Gen Júlio Cesar de Arruda, who only took up the role in late December, was removed from his position on Saturday, nearly two weeks after supporters of the former far-right president Jair Bolsonaro brought havoc to Brazil’s capital in what Lula’s administration called a botched coup attempt.
Arruda, who some of Lula allies reportedly suspect is politically aligned with Bolsonaro, reportedly stopped police detaining suspected rioters who took refuge at an encampment outside Brasília’s army headquarters on the night of the attack.
“You are not going to arrest people here,” Arruda allegedly told Lula’s justice minister, Flávio Dino, according to the Washington Post.
That highly controversial decision is thought to have allowed scores of rightwing criminals to avoid capture after they ransacked Brazil’s presidential palace, supreme court and congress. And it has reinforced widespread suspicions that the uprising had at least some level of backing from members of Brazil’s armed forces.
Bolsonaro, a pro-gun former army captain who has spent decades cultivating ties with Brazil’s security forces, enjoys significant support among military and police officials. A number of military officials are reported to have encouraged and participated in the pro-Bolsonaro insurrection while Lula has said he suspects the rioters received inside help that enabled them to invade the presidential palace.

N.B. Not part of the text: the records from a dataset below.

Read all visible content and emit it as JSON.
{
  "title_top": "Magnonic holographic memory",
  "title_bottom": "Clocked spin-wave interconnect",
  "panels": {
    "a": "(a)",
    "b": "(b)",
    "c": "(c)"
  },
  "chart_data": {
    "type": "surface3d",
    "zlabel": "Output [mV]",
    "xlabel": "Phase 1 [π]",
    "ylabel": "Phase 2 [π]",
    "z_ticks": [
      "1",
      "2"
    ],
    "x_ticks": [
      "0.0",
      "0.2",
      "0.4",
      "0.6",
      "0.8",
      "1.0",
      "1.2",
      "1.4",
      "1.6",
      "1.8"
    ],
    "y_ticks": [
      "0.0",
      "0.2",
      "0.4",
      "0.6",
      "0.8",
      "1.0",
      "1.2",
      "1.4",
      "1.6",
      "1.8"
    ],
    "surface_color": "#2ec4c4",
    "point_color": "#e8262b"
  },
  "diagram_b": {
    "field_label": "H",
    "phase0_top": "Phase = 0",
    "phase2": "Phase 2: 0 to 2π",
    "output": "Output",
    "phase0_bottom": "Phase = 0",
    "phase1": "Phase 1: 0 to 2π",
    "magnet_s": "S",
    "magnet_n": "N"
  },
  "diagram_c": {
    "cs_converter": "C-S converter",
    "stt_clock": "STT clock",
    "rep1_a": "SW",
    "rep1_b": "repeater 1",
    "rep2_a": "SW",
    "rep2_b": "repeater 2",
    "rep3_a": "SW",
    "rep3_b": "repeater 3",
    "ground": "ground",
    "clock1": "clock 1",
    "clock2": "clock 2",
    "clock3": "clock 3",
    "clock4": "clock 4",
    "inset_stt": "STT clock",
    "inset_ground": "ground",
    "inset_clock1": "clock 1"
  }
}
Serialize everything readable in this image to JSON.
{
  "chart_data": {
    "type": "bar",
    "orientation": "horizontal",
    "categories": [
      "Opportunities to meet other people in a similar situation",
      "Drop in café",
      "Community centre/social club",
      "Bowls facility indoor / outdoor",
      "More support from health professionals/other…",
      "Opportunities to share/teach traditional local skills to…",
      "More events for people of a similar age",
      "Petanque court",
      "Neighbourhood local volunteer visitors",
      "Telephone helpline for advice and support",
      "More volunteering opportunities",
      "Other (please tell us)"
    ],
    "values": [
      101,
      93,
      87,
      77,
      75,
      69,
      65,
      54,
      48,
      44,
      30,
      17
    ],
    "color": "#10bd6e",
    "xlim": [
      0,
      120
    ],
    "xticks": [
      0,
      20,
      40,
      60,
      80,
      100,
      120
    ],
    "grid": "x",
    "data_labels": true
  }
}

“Many people were complicit in this … many people in the military police were complicit. There were many people in the armed forces here inside [the palace] who were complicit,” the leftist political veteran told journalists in Brasília four days after the attack.
“This chap has managed to pollute the entire armed forces,” Lula added of Bolsonaro, who flew to the US on the eve of the 1 January inauguration and has refused to publicly concede defeat in last October’s election.
Lula has removed at least 80 military officials from their jobs in his administration in the last five days, according to the newspaper O Globo, in an apparent attempt to root out hardcore Bolsonaro backers.
Arruda will be replaced by Gen Tomás Miguel Ribeiro Paiva, the 62-year-old head of the south-eastern military command in São Paulo.
In a speech posted on social media on Friday, Ribeiro Paiva urged troops to respect the result of last October’s election, which Lula won by about 2m votes.
“It doesn’t matter [what the result of an election is], it must be respected … It might not always be what we want, but that doesn’t matter,” Ribeiro Paiva said, insisting the military would fulfil their mission whoever their commander-in-chief was.
One prominent Brazilian journalist, Lauro Jardim, claimed the immediate trigger for Arruda’s removal was his refusal to obey an order from Lula to sack Bolsonaro’s former aide-de-camp, Lt Col Mauro Cid, who who was put in charge of a specialist army battalion near Brasília in the dying days of Bolsonaro’s presidency.
“As the supreme commander of the armed forces, there was nothing else Lula could do,” Jardim wrote. “Either he sacked Arruda, or he could never again hope to have control of the armed forces.”